Note: The GED® test cannot be taken online. You must be in an Official GED Testing Center™ to take the real GED® test.
How is the GED® test scored?
Each GED® test is scored on a scale ranging from 200 to 800. To receive a GED® credential (Arkansas High School Diploma) in Arkansas, a test taker must earn an average score across the five tests of at least 450, with no individual test score below 410. These score requirements ensure that GED® test takers are able to read, compute, interpret information, and express themselves in writing at the same level as the top 60 percent of graduating high school seniors. In other words, four out of 10 graduating high school seniors could not pass the GED® test the first time they take them.
How do I study for the GED® test?
Many Arkansas adult education programs sponsored by local school districts, colleges, or community organizations provide instruction in preparing for the GED® test. Teachers at these sites can help you decide whether you just need to brush up on your skills or whether you need to have more intensive instruction. Many GED® examinees need no formal instruction to prepare for the tests; however, study materials can be found in libraries, bookstores, and computer software stores.
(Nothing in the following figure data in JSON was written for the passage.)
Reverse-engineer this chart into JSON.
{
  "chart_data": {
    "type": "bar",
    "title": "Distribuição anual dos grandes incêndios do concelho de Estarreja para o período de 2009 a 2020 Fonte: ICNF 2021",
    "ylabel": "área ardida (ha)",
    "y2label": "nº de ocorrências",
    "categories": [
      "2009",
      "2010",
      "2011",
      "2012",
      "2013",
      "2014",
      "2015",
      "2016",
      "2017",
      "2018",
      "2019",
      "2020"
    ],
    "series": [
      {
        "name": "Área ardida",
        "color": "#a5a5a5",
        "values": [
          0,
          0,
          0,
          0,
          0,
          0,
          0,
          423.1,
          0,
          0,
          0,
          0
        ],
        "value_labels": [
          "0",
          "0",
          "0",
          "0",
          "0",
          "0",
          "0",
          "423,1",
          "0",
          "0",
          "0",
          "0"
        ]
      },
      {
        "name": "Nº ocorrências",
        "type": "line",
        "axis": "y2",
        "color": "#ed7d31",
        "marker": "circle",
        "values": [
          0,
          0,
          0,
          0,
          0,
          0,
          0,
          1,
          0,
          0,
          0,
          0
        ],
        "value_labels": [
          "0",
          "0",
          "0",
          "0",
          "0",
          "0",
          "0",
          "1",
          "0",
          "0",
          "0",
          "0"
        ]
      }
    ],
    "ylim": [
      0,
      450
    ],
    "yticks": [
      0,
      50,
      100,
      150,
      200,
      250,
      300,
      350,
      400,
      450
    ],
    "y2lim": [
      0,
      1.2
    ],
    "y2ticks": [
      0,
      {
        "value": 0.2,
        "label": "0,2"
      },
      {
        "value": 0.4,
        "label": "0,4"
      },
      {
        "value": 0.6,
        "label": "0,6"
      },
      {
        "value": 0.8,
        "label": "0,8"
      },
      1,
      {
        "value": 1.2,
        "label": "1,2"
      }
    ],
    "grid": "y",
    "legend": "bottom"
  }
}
Am I eligible to take the GED® test?
You are eligible to take the GED® test if you are not enrolled in and have not graduated from high school and you meet the requirements set by Arkansas regarding age and residency. You must have an Arkansas driver's license or official Arkansas state picture identification card to take the GED® test or other government ID with proof of Arkansas residency.
What should I do next?
Contact the nearest GED Testing CenterTM in your area.
How much does it cost to take the GED® test?
At the present time, there is no charge to take the test in Arkansas. However, the test is changing in January 2014, and there may be a charge to take the GED® test credential.
What if I don't pass the GED® test?
If you didn’t earn a passing score on the GED® test, don’t give up. The GED® test isn’t easy—only 60 percent of high school seniors pass the test on the first try.
You can re-take each GED® test subject a total of three times per year; there may be special requirements regarding time and preparation that will apply. We’ll save your scores on the subjects you did pass and combine them with the scores you receive when you test again. But remember, the current test retires at the end of 2013 and those scores can't be combined with the new test. Finish by 2014.
We recommend studying more for the test before re-testing. Don’t risk paying multiple times when you can study and pass. Your local Adult Education Center can help you study and succeed.
How can I get another copy of my GED® transcript?
You will need to send the state GED® office a request for a transcript or diploma in writing. In your request, include your name at time of testing, date of birth, Social Security number, where/when you took the tests, specific address of where to send the scores, and your signature. Mail to GED® Testing, Three Capitol Mall, Little Rock, AR 72201 or fax to (501) 682-1982.
For a copy of the form to request an official diploma or transcript, Click Here
What accommodations are available for people with disabilities who want to take the GED® test?
Test Accommodations are available for GED® test takers with documented physical, mental, emotional, intellectual, attention deficit, or specific learning disabilities.
What do the subject areas cover?
The GED® test certifies high school-level knowledge and skills in the core academic areas of reading, writing, social studies, science, and mathematics.
- The Language Arts, Writing Test includes multiple-choice questions and an essay on an assigned topic.
- The Social Studies Test covers history, geography, civics, government, and economics.
- The Science Test includes earth and space science, chemistry, life science, and physics.
- The Language Arts, Reading Test contains multiple-choice questions that measure your ability to comprehend and interpret workplace and academic reading selections.
- The Mathematics Test includes algebra, geometry, number relations, statistics, measurement, and data analysis.